Me, too. I’m stealing that joke immediately!
Someone didn’t go to UU youth camp. There is a REASON UUs get sexuality education starting in second grade.
Funny! This is my favorite:
Three Unitarians just died and are at the Pearly Gates. St. Peter tells them that they can enter heaven if they can answer one simple question.
St. Peter asks the first Unitarian, “WHAT IS EASTER?”
The first Unitarian replies, “Oh, that’s easy, it’s the holiday in November when everybody gets together, eats turkey, and is thankful…”
“WRONG,” replies St. Peter, and proceeds to ask the second Unitarian the same question, “WHAT IS EASTER?”
The second Unitarian replies, “No, Easter is the holiday in December when we put up a nice tree, exchange presents, and celebrate the birth of Santa Claus.”
St. Peter looks at the second Unitarian, shakes his head in disgust, goes to the third Unitarian and asks, “WHAT IS EASTER?”

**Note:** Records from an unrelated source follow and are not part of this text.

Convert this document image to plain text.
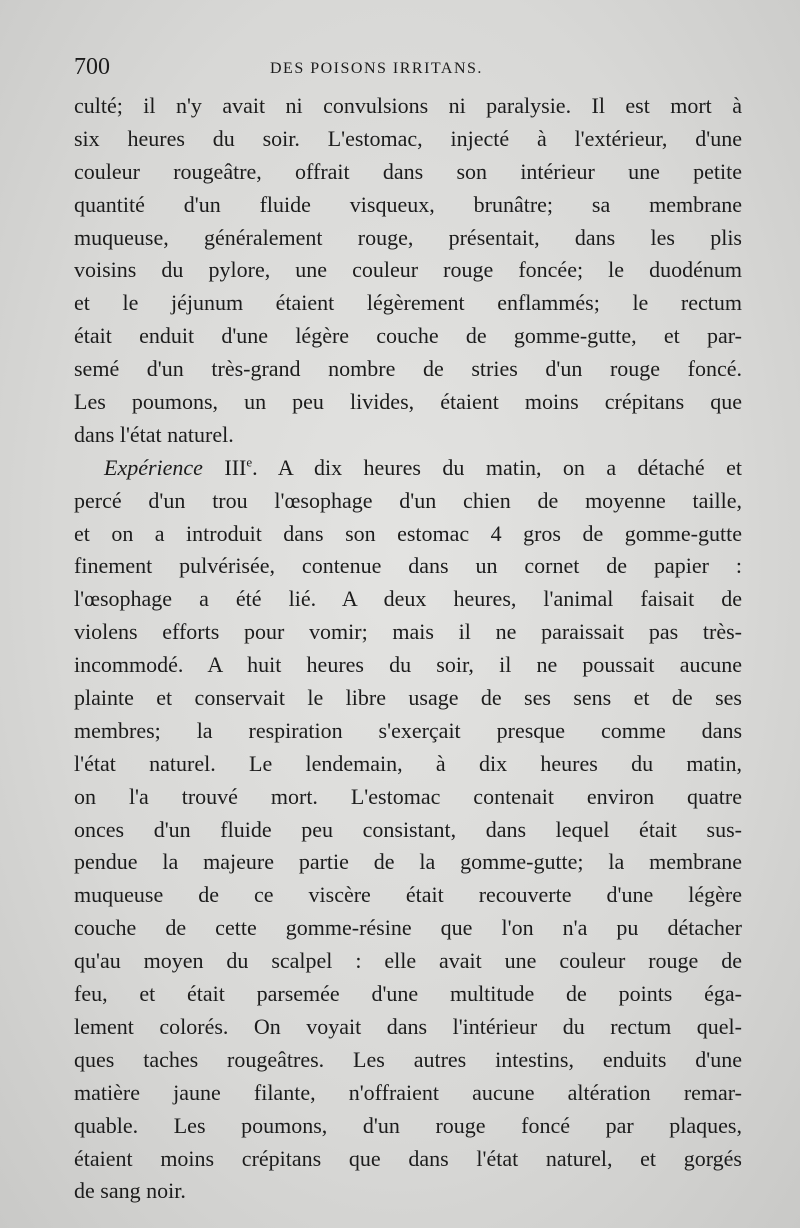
700	DES POISONS IRRITANS.
culté; il n'y avait ni convulsions ni paralysie. Il est mort à
six heures du soir. L'estomac, injecté à l'extérieur, d'une
couleur rougeâtre, offrait dans son intérieur une petite
quantité d'un fluide visqueux, brunâtre; sa membrane
muqueuse, généralement rouge, présentait, dans les plis
voisins du pylore, une couleur rouge foncée; le duodénum
et le jéjunum étaient légèrement enflammés; le rectum
était enduit d'une légère couche de gomme-gutte, et par-
semé d'un très-grand nombre de stries d'un rouge foncé.
Les poumons, un peu livides, étaient moins crépitans que
dans l'état naturel.
Expérience IIIe. A dix heures du matin, on a détaché et
percé d'un trou l'œsophage d'un chien de moyenne taille,
et on a introduit dans son estomac 4 gros de gomme-gutte
finement pulvérisée, contenue dans un cornet de papier :
l'œsophage a été lié. A deux heures, l'animal faisait de
violens efforts pour vomir; mais il ne paraissait pas très-
incommodé. A huit heures du soir, il ne poussait aucune
plainte et conservait le libre usage de ses sens et de ses
membres; la respiration s'exerçait presque comme dans
l'état naturel. Le lendemain, à dix heures du matin,
on l'a trouvé mort. L'estomac contenait environ quatre
onces d'un fluide peu consistant, dans lequel était sus-
pendue la majeure partie de la gomme-gutte; la membrane
muqueuse de ce viscère était recouverte d'une légère
couche de cette gomme-résine que l'on n'a pu détacher
qu'au moyen du scalpel : elle avait une couleur rouge de
feu, et était parsemée d'une multitude de points éga-
lement colorés. On voyait dans l'intérieur du rectum quel-
ques taches rougeâtres. Les autres intestins, enduits d'une
matière jaune filante, n'offraient aucune altération remar-
quable. Les poumons, d'un rouge foncé par plaques,
étaient moins crépitans que dans l'état naturel, et gorgés
de sang noir.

The third Unitarian smiles and looks St. Pete in the eye.
“I know what Easter is. Easter is the Christian holiday that coincides with the Jewish celebration of Passover. Jesus and the disciples were eating at the Last Supper, and He was later deceived and turned over to the Romans by Judas, one of the disciples. The Romans took Him to Pontius Pilate, made Him wear a crown of thorns, and He was hung on a cross. He was buried in a nearby cave which was sealed off by a large boulder. Every year the boulder is moved aside so that Jesus can come out, and if He sees his shadow there will be six more weeks of winter.”
This little UU girl is sitting in front of her house looking sad. The nice old lady next door asks her “What’s wrong?” The girl says “My kitty cat died.”
The neighbour, a good Christian, says to the little girl, “I know you’re sad, but now your kitty cat is with Jesus.”
The little girl thinks for a while and asks “What would Jesus want with a dead cat?”
Jesus said to them, “Who do you say that I am?” The Unitarian Universalist Christian replied “You are the eschatological manifestation of the ground of our being, the kerygma of which we find the ultimate meaning in our interpersonal relationships.” And Jesus said “What?”
Lots more of them here.
The UU minister was whipping the congregation into a revivalist frenzy.
“Do you believe in God?”
“Yes! we believe in God!”
“Do you believe in Jesus Christ?”
“ummm.”
“Close enough!”
The classic UU joke: You know how UUs start their prayers?
To whom it may concern.
Ha! Shows what you know. Crossing a UU with a Jehovah’s Witness gets you someone who knocks on your door and isn’t sure why.
This is a vaguely rememberd joke from Barney Miller. I think it went like this:
Det Dietrich speaking to someone who has just suffered a tragedy:Would you like me to call a priest?
Guy with tragedy: I’m a Unitarian.
Det Dietrich: Would you like me to call a math teacher?
I haven’t seen the show in over 20 years so I could be wrong.
ROTFLMAO …
I know a UU minister and she would be rolling around laughing as well=)
A confused nine-year-old boy goes up to his mother and asks, “Is God male or female?”
After thinking a moment, his mother responds, “Well, God is both male and female.”
This confuses the little boy so he asks, “Is God black or white?”
“Well, God is both black and white.”
This further confuses the boy, so he asks, “Is God gay or straight?”
At this the mother is concerned, but answers anyway, “God is both gay and straight.”
At this, the boy’s eyes light up with understanding and he triumphantly asks,
“Is God Michael Jackson?”

I enjoy referring to UU as “The Church of Secular Humanism.”